Of course, the first thing we can do is to drop the indices (as mathematicians would say: WLOG, Without Loss Of Generality). So we have as our problem: \[\color{darkred}y = \mathbf{round}(\color{darkred}x,2)\]

#### Rounding to integer (MIP)

Let's first concentrate on a simpler problem: \[\color{darkred}y = \mathbf{round}(\color{darkred}x)\] In a MIP solver, we can reformulate this as: \[\begin{align} & \color{darkred}y - 0.5 \le \color{darkred}x \le \color{darkred}y + 0.5 \\ & \color{darkred}y \>\mathbf{integer} \end{align}\] or if you prefer \[\begin{align} & \color{darkred}x - 0.5 \le \color{darkred}y \le \color{darkred}x + 0.5 \\ & \color{darkred}y \>\mathbf{integer}\end{align}\]This says: \(\color{darkred}x\) and \(\color{darkred}y\) should be within a distance of 0.5 of each other. This approach has some ambiguity when the fractional part is 0.5. Resolving that ambiguity, e.g. by replacing one of the \(\le\) by a \(\lt\): \[\color{darkred}y - 0.5 \le \color{darkred}x \lt \color{darkred}y + 0.5 \] is in my opinion, not worthwhile: the absence of strict inequalities in optimization, the presence of floating point inaccuracies and feasibility tolerances make such an attempt largely futile. Sometimes I see people tinkering with \[\color{darkred}y - 0.5 \le \color{darkred}x \le \color{darkred}y + 0.5 - \color{darkblue}\varepsilon \] (so that \(n+0.5\) is rounded to \(n+1\)), but that requires some thinking about the value of \(\color{darkblue}\varepsilon\gt 0\) and also creates small holes in the domain of \(\color{darkred}x\). Another complication is that we need to define what happens when \(\color{darkred}x\lt 0\) (e.g. consider the rounding scheme "round away from 0"). Furthermore, I think it is better not to have some small tolerance (possibly within numerical noise) to dictate the optimal value of \(\color{darkred}y\): we may miss a better solution for no good reason. Again, I would not bother about all that and use my more ambiguous approach.
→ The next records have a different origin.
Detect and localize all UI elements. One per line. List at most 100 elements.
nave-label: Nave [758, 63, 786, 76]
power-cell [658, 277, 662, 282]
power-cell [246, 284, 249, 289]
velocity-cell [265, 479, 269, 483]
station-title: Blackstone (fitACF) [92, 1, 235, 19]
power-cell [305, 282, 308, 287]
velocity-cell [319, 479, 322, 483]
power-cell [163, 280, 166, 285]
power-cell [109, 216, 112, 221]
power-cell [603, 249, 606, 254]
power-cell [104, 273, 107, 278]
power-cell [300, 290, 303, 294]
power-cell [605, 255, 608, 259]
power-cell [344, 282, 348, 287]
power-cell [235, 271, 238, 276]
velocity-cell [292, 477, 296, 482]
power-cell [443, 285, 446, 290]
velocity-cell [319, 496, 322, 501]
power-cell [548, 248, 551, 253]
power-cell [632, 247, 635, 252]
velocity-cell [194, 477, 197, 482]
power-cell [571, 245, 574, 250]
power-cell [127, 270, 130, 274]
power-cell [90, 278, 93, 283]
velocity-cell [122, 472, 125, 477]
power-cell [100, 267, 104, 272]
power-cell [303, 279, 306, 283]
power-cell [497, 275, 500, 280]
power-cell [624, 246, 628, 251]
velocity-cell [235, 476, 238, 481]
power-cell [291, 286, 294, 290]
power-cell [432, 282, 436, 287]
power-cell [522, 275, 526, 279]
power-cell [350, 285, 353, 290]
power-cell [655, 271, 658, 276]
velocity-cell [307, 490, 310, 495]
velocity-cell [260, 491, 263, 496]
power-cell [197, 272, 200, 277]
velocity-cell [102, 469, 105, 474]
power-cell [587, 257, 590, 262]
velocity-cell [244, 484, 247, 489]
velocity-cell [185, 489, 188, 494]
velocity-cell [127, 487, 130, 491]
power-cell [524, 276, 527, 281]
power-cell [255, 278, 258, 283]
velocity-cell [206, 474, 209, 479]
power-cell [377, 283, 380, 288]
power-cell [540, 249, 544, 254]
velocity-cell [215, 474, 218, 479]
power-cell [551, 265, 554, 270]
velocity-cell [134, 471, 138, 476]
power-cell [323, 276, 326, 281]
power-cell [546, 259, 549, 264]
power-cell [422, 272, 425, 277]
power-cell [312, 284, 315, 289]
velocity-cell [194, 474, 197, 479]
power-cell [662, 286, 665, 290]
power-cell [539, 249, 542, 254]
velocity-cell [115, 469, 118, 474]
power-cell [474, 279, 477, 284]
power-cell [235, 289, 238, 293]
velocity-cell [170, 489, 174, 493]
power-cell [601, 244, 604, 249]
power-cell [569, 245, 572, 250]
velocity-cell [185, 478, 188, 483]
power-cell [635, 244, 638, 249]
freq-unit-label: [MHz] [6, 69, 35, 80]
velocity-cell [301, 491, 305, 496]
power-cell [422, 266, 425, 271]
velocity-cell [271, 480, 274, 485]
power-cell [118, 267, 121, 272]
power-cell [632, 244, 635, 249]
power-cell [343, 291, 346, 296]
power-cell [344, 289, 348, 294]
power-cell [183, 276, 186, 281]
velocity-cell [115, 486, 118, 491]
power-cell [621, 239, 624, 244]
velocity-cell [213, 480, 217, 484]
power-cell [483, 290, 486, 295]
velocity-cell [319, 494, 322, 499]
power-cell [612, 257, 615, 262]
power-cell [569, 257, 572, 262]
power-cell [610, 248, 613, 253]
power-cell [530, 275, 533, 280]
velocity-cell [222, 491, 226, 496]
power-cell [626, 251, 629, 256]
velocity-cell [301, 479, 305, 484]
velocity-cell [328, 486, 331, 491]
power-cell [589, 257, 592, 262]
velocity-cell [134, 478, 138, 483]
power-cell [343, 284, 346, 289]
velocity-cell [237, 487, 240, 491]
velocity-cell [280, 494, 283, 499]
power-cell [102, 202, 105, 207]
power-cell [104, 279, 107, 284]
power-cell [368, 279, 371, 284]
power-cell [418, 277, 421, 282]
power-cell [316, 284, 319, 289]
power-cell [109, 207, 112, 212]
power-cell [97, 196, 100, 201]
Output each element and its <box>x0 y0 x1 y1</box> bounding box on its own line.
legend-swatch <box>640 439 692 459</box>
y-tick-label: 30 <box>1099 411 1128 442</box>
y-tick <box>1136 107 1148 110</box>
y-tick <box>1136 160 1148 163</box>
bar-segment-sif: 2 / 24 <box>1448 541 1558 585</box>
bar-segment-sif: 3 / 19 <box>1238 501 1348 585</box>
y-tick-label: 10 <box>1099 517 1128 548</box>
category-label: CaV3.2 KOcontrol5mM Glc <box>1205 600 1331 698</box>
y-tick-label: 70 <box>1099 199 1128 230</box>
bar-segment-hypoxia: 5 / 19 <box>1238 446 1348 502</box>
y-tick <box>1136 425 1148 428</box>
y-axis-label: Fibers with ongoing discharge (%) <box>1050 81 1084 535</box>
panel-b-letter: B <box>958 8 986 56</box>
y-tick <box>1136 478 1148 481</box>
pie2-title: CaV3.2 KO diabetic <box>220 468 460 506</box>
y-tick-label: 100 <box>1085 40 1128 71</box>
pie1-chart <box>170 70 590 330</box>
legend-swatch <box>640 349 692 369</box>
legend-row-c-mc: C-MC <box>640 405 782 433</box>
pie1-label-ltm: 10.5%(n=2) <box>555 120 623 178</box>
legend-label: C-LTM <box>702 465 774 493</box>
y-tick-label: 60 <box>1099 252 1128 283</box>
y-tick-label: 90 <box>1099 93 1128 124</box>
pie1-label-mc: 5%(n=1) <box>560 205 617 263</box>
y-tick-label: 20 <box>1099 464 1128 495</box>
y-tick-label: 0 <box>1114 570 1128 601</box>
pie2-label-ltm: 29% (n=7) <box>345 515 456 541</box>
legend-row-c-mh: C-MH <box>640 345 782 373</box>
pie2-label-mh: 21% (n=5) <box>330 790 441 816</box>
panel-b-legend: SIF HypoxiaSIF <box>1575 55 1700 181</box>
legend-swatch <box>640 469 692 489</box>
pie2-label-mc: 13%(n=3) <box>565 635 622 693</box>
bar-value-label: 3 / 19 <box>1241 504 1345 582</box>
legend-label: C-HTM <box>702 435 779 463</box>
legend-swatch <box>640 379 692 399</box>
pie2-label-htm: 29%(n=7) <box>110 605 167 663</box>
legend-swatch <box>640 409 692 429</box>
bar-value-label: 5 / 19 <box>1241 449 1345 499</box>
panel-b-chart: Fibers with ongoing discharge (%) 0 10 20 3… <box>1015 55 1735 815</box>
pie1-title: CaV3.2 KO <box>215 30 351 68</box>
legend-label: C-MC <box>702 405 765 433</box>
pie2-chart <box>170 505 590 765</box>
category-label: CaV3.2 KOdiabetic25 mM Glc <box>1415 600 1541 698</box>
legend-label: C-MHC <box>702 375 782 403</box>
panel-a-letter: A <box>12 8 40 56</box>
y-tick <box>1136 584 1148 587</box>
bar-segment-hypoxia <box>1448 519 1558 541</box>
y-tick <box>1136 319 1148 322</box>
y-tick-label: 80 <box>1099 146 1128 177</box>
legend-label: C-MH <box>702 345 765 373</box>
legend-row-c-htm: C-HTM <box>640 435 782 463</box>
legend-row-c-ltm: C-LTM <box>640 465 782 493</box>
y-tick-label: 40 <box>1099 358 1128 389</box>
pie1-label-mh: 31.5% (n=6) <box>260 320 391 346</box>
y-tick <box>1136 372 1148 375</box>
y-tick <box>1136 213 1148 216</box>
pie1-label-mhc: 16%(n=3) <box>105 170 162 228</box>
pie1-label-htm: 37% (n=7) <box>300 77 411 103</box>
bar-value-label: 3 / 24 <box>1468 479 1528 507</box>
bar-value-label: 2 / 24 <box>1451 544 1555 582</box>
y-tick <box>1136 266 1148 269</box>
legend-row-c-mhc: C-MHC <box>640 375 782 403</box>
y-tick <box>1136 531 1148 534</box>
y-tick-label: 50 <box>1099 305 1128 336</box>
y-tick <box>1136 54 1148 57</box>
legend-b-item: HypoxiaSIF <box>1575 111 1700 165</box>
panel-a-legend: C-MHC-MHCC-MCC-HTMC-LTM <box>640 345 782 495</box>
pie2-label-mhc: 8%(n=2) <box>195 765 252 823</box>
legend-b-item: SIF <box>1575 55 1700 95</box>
#### Rounding to two decimal places (MIP)

Using the above approach, we can use scaling to round to two decimal places. \[\begin{align} & \color{darkred}z - 0.5 \le 100 \color{darkred}x \le \color{darkred}z + 0.5 \\ & \color{darkred}y = \color{darkred}z/100 \\ & \color{darkred}z \>\mathbf{integer} \end{align}\]

#### Rounding to two decimal places (NLP)

In an NLP model, we could directly write \(\color{darkred}y = \mathbf{round}(\color{darkred}x,2)\) as a constraint. However, this is a dangerous idea: this function is discontinuous (and non-differentiable). Using this function directly may cause all kinds of problems. In GAMS, we are warned about this. The error message will tell us to use a DNLP model. (That is just the same as an NLP model but where these warnings are turned off). Using the MIP approach described above, we end up with a MINLP model. Note that most global NLP solvers are also MINLP solvers.